RNA-Seq analysis of breast cancer subtypes (GSE52194 dataset)

Welcome to my Breast Cancer project for the RNA-sequencing course (467713-HS2023) at the University of Bern! This project involves the RNA-seq analysis of breast cancer subtypes using the GSE52194 dataset to investigate differentially expressed genes.
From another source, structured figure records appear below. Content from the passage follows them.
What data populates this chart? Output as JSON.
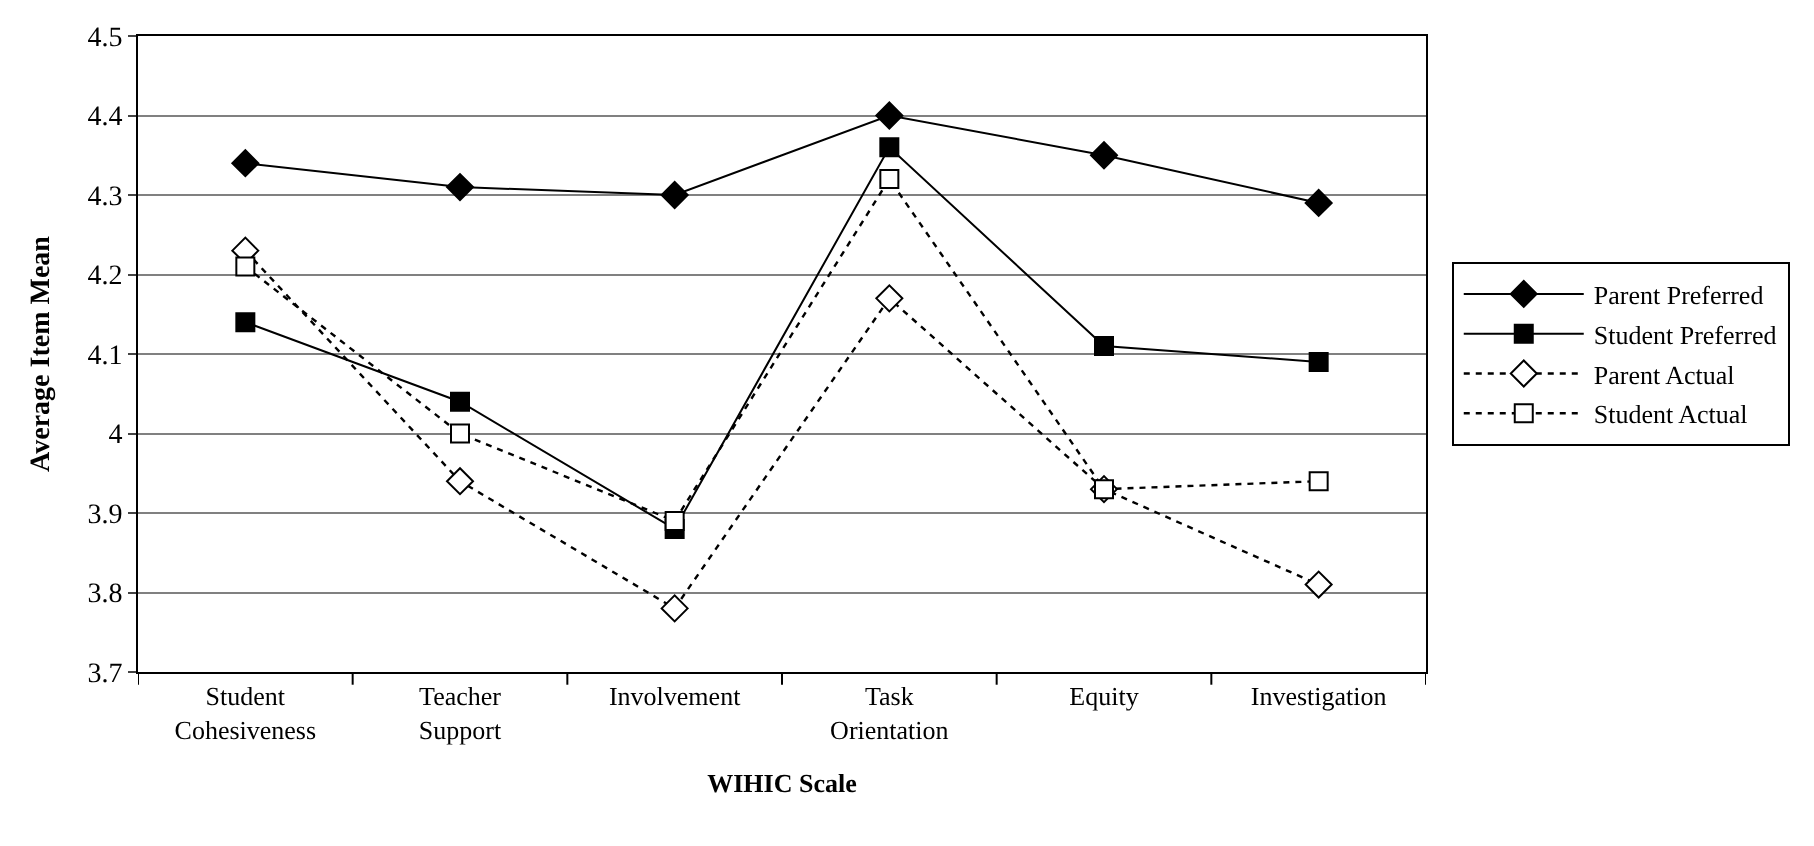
{
  "chart_data": {
    "type": "line",
    "xlabel": "WIHIC Scale",
    "ylabel": "Average Item Mean",
    "categories": [
      "Student Cohesiveness",
      "Teacher Support",
      "Involvement",
      "Task Orientation",
      "Equity",
      "Investigation"
    ],
    "series": [
      {
        "name": "Parent Preferred",
        "color": "#000000",
        "marker": "diamond",
        "line_style": "solid",
        "values": [
          4.34,
          4.31,
          4.3,
          4.4,
          4.35,
          4.29
        ]
      },
      {
        "name": "Student Preferred",
        "color": "#000000",
        "marker": "square",
        "line_style": "solid",
        "values": [
          4.14,
          4.04,
          3.88,
          4.36,
          4.11,
          4.09
        ]
      },
      {
        "name": "Parent Actual",
        "color": "#000000",
        "marker": "diamond",
        "line_style": "dotted",
        "values": [
          4.23,
          3.94,
          3.78,
          4.17,
          3.93,
          3.81
        ]
      },
      {
        "name": "Student Actual",
        "color": "#000000",
        "marker": "square",
        "line_style": "dotted",
        "values": [
          4.21,
          4.0,
          3.89,
          4.32,
          3.93,
          3.94
        ]
      }
    ],
    "ylim": [
      3.7,
      4.5
    ],
    "yticks": [
      3.7,
      3.8,
      3.9,
      4,
      4.1,
      4.2,
      4.3,
      4.4,
      4.5
    ],
    "grid": "y",
    "legend": "right"
  }
}
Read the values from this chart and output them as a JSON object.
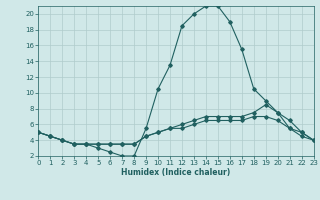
{
  "title": "",
  "xlabel": "Humidex (Indice chaleur)",
  "ylabel": "",
  "background_color": "#d0e8e8",
  "grid_color": "#b0cccc",
  "line_color": "#206060",
  "xlim": [
    0,
    23
  ],
  "ylim": [
    2,
    21
  ],
  "yticks": [
    2,
    4,
    6,
    8,
    10,
    12,
    14,
    16,
    18,
    20
  ],
  "xticks": [
    0,
    1,
    2,
    3,
    4,
    5,
    6,
    7,
    8,
    9,
    10,
    11,
    12,
    13,
    14,
    15,
    16,
    17,
    18,
    19,
    20,
    21,
    22,
    23
  ],
  "curve1_x": [
    0,
    1,
    2,
    3,
    4,
    5,
    6,
    7,
    8,
    9,
    10,
    11,
    12,
    13,
    14,
    15,
    16,
    17,
    18,
    19,
    20,
    21,
    22,
    23
  ],
  "curve1_y": [
    5.0,
    4.5,
    4.0,
    3.5,
    3.5,
    3.0,
    2.5,
    2.0,
    2.0,
    5.5,
    10.5,
    13.5,
    18.5,
    20.0,
    21.0,
    21.0,
    19.0,
    15.5,
    10.5,
    9.0,
    7.5,
    5.5,
    5.0,
    4.0
  ],
  "curve2_x": [
    0,
    1,
    2,
    3,
    4,
    5,
    6,
    7,
    8,
    9,
    10,
    11,
    12,
    13,
    14,
    15,
    16,
    17,
    18,
    19,
    20,
    21,
    22,
    23
  ],
  "curve2_y": [
    5.0,
    4.5,
    4.0,
    3.5,
    3.5,
    3.5,
    3.5,
    3.5,
    3.5,
    4.5,
    5.0,
    5.5,
    6.0,
    6.5,
    7.0,
    7.0,
    7.0,
    7.0,
    7.5,
    8.5,
    7.5,
    6.5,
    5.0,
    4.0
  ],
  "curve3_x": [
    0,
    1,
    2,
    3,
    4,
    5,
    6,
    7,
    8,
    9,
    10,
    11,
    12,
    13,
    14,
    15,
    16,
    17,
    18,
    19,
    20,
    21,
    22,
    23
  ],
  "curve3_y": [
    5.0,
    4.5,
    4.0,
    3.5,
    3.5,
    3.5,
    3.5,
    3.5,
    3.5,
    4.5,
    5.0,
    5.5,
    5.5,
    6.0,
    6.5,
    6.5,
    6.5,
    6.5,
    7.0,
    7.0,
    6.5,
    5.5,
    4.5,
    4.0
  ],
  "marker_style": "D",
  "marker_size": 1.8,
  "line_width": 0.8,
  "tick_fontsize": 5.0,
  "xlabel_fontsize": 5.5
}
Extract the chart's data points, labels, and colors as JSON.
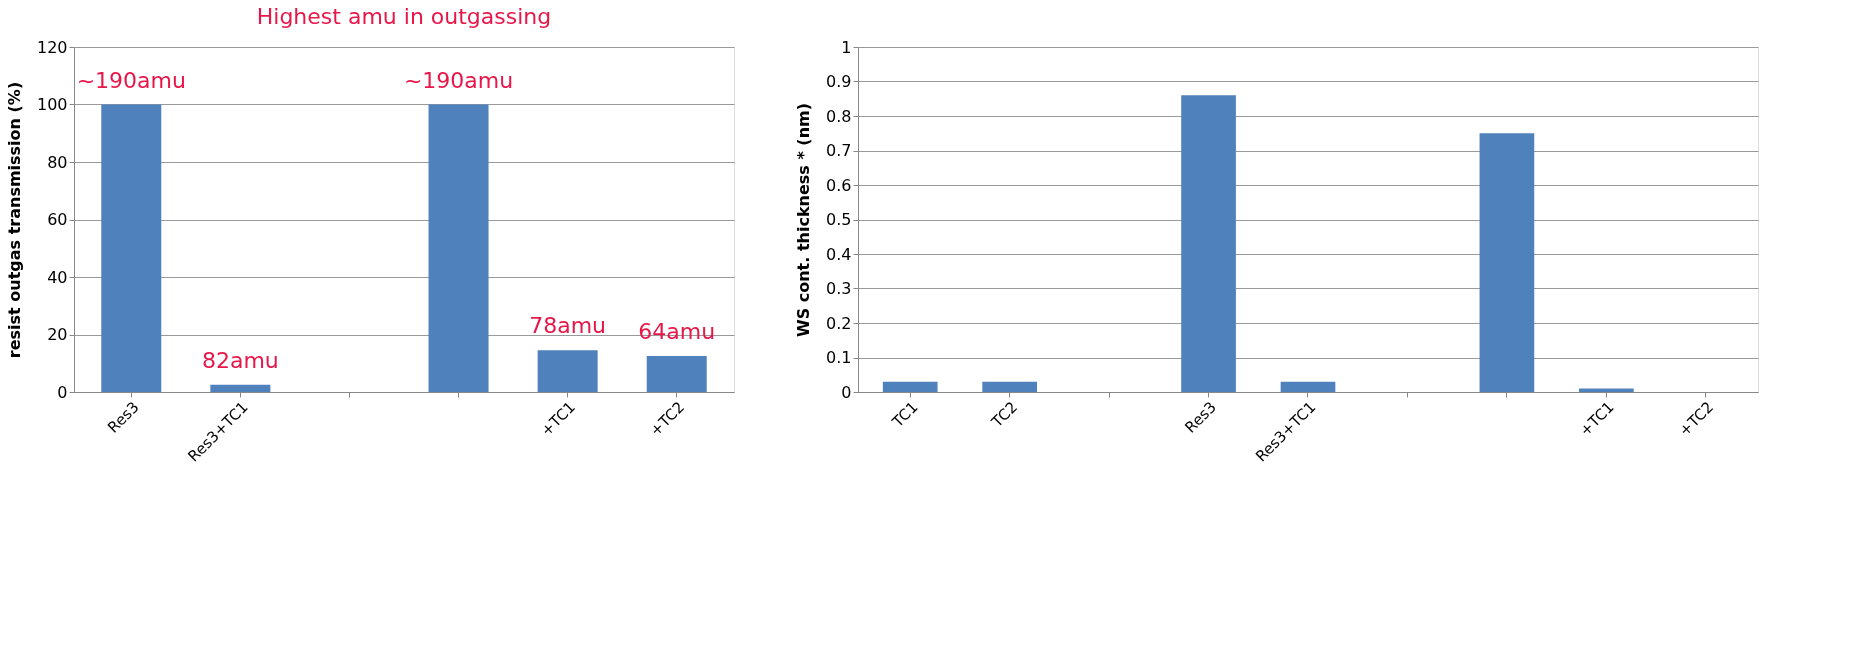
{
  "chart_data": [
    {
      "type": "bar",
      "title": "Highest amu in outgassing",
      "ylabel": "resist outgas transmission (%)",
      "categories": [
        "Res3",
        "Res3+TC1",
        null,
        null,
        "+TC1",
        "+TC2"
      ],
      "values": [
        100,
        2.5,
        null,
        100,
        14.5,
        12.5
      ],
      "color": "#4f81bd",
      "ylim": [
        0,
        120
      ],
      "yticks": [
        0,
        20,
        40,
        60,
        80,
        100,
        120
      ],
      "grid": "y",
      "annotations": [
        {
          "text": "~190amu",
          "x": "Res3",
          "y": 100
        },
        {
          "text": "82amu",
          "x": "Res3+TC1",
          "y": 2.5
        },
        {
          "text": "~190amu",
          "y": 100
        },
        {
          "text": "78amu",
          "x": "+TC1",
          "y": 14.5
        },
        {
          "text": "64amu",
          "x": "+TC2",
          "y": 12.5
        }
      ]
    },
    {
      "type": "bar",
      "ylabel": "WS cont. thickness  * (nm)",
      "categories": [
        "TC1",
        "TC2",
        null,
        "Res3",
        "Res3+TC1",
        null,
        null,
        "+TC1",
        "+TC2"
      ],
      "values": [
        0.03,
        0.03,
        null,
        0.86,
        0.03,
        null,
        0.75,
        0.01,
        0
      ],
      "color": "#4f81bd",
      "ylim": [
        0,
        1
      ],
      "yticks": [
        {
          "value": 0,
          "label": "0"
        },
        0.1,
        0.2,
        0.3,
        0.4,
        0.5,
        0.6,
        0.7,
        0.8,
        0.9,
        {
          "value": 1,
          "label": "1"
        }
      ],
      "grid": "y"
    }
  ]
}
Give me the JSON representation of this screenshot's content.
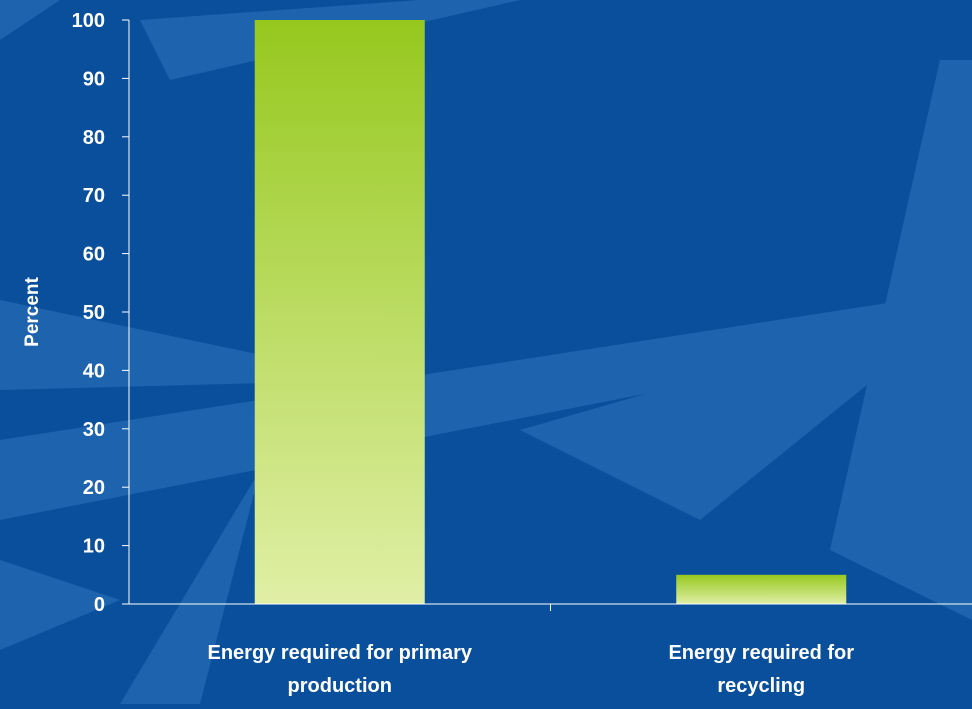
{
  "colors": {
    "background": "#0a4f9c",
    "shard": "#2f74bd",
    "axis": "#ffffff",
    "text": "#ffffff",
    "bar_top": "#96c81e",
    "bar_bottom": "#e0efa6"
  },
  "chart_data": {
    "type": "bar",
    "categories": [
      [
        "Energy required for primary",
        "production"
      ],
      [
        "Energy required for",
        "recycling"
      ]
    ],
    "values": [
      100,
      5
    ],
    "title": "",
    "xlabel": "",
    "ylabel": "Percent",
    "ylim": [
      0,
      100
    ],
    "yticks": [
      0,
      10,
      20,
      30,
      40,
      50,
      60,
      70,
      80,
      90,
      100
    ],
    "grid": false,
    "legend": "none"
  }
}
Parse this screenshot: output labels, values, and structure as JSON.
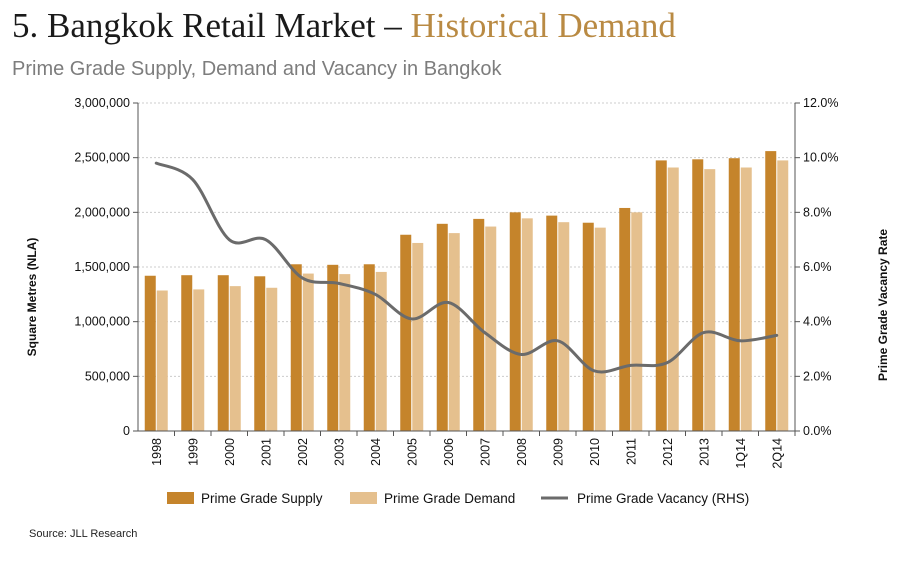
{
  "header": {
    "title_main": "5. Bangkok Retail Market – ",
    "title_accent": "Historical Demand",
    "subtitle": "Prime Grade Supply, Demand and Vacancy in Bangkok"
  },
  "footer": {
    "source": "Source: JLL Research"
  },
  "colors": {
    "supply": "#c5842b",
    "demand": "#e5c08e",
    "vacancy": "#6b6b6b",
    "accent": "#b98a43",
    "grid": "#cccccc"
  },
  "chart_data": {
    "type": "bar",
    "title": "Prime Grade Supply, Demand and Vacancy in Bangkok",
    "categories": [
      "1998",
      "1999",
      "2000",
      "2001",
      "2002",
      "2003",
      "2004",
      "2005",
      "2006",
      "2007",
      "2008",
      "2009",
      "2010",
      "2011",
      "2012",
      "2013",
      "1Q14",
      "2Q14"
    ],
    "series": [
      {
        "name": "Prime Grade Supply",
        "type": "bar",
        "axis": "left",
        "values": [
          1420000,
          1425000,
          1425000,
          1415000,
          1525000,
          1520000,
          1525000,
          1795000,
          1895000,
          1940000,
          2000000,
          1970000,
          1905000,
          2040000,
          2475000,
          2485000,
          2495000,
          2560000
        ]
      },
      {
        "name": "Prime Grade Demand",
        "type": "bar",
        "axis": "left",
        "values": [
          1285000,
          1295000,
          1325000,
          1310000,
          1440000,
          1435000,
          1455000,
          1720000,
          1810000,
          1870000,
          1945000,
          1910000,
          1860000,
          2000000,
          2410000,
          2395000,
          2410000,
          2475000
        ]
      },
      {
        "name": "Prime Grade Vacancy (RHS)",
        "type": "line",
        "axis": "right",
        "values": [
          9.8,
          9.2,
          7.0,
          7.0,
          5.6,
          5.4,
          5.0,
          4.1,
          4.7,
          3.6,
          2.8,
          3.3,
          2.2,
          2.4,
          2.5,
          3.6,
          3.3,
          3.5
        ]
      }
    ],
    "ylabel": "Square Metres (NLA)",
    "ylabel_right": "Prime Grade Vacancy Rate",
    "ylim": [
      0,
      3000000
    ],
    "ylim_right": [
      0,
      12
    ],
    "yticks": [
      "0",
      "500,000",
      "1,000,000",
      "1,500,000",
      "2,000,000",
      "2,500,000",
      "3,000,000"
    ],
    "yticks_right": [
      "0.0%",
      "2.0%",
      "4.0%",
      "6.0%",
      "8.0%",
      "10.0%",
      "12.0%"
    ],
    "grid": true,
    "legend_position": "bottom"
  }
}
To reproduce this project, follow these steps. All the scripts I used are located in the 'scripts' directory of this repository. Scripts from 1 to 13 were run in the IBU cluster, while script 14 was run locally using RStudio. Please be aware that you need to modify the paths to match your work environment.

1. Dataset

The dataset includes 3 replicates each from 3 different subtypes of human breast tumors and 3 healthy samples. The fastq files can be found in the IBU clusterat the path /data/courses/rnaseq_course/breastcancer_de/reads. The samples are a subset from Eswaran et al. 2012 and the fastq files were downloaded through the Gene Expression Omnibus (GEO), accession GSE52194. The library preparation protocol did not preserve information on the transcribed strand (i.e. unstranded). The libraries were sequenced on an Illumina HiSeq 2000 in paired-end mode.

2. Quality control

To ensure the raw data's suitability for subsequent analysis steps, perform a quality control using FastQC (version 0.11.9) with the bash script 01_run_fastqc.sh.

sbatch 01_run_fastqc.sh

Download the HTML output files to your remote computer and check the generated reports for insights into the data quality and potential issues.

3. Map reads to the reference genome

Download the latest reference genome sequence and associated annotation for your species from the Ensembl ftp site. For the sequence, use the file named species.assembly.dna.primary_assembly.fa.gz (under DNA(FASTA)). For the annotation, use the gtf (under gene sets) named species.assembly.build.gtf.gz.

sbatch 02_download_ref_genome.sh

Make sure you check that the downloaded files are intact by computing checksums sum and comparing them to the values in the CHECKSUMS file on the ftp server!

Produce all required index files for read alignment using Hisat2 (version 2.2.1) with the following bash script:

sbatch 03_hisat2_indexing.sh

With Hisat2, map the reads to the reference genome for each sample separately. To do so for all the samples with an array job, first create a tsv file with all samples:

sbatch 04_create_sample_list.sh

Then, run the following script:

sbatch 05_hisat2_map_reads.sh

Convert the resulting sam files to bam format using Samtools (version 1.10) submitting an array job:

sbatch 06_create_sam_list.sh
sbatch 07_samtools_convert.sh

Delete the sam files:

sbatch 08_cleanup_sam_files.sh

Sort the resulting bam files by genomic coordinates using Samtools submitting an array job:

sbatch 09_create_bam_list.sh
sbatch 10_samtools_sort.sh

Index the coordinate sorted bam files using Samtools with an array job:

sbatch 11_create_sortedbam_list.sh
sbatch 12_index_bam.sh

4. Count the number of reads per gene

Use all of your bam files as input for featureCounts to produce a table of counts containing the number of reads per gene in each sample. This step will also require the annotation file you downloaded together with the reference sequence. To complete this step, submit the script number 13:

sbatch 13_count_reads.sh

6. Differential expression analysis

Download the counts from featureCounts to your local computer, and run the Differential expression analysis on RStudio using the followign script: 14_run_DESeq2_enrichGO.R .

Once you complete the differential expression analysis, you can extract the results for the pairwise contrasts of your interest!

7. Overrepresentation analysis

You will find also the code for the Overrepresentation analysis in the same script used in the previous step. You can specify the Gene Ontology (GO) subontology for the Overrepresentation analysis using the ont parameter in the enrichGO function within the script 14_run_DESeq2_enrichGO.R. The available options for the ont parameter are:

"BP" for Biological Processes
"MF" for Molecular Functions
"CC" for Cellular Components
"ALL" for all three subontologies

For this project, I set ont=BP to focus on Biological Processes. However, you can choose other options based on your specific analysis goals.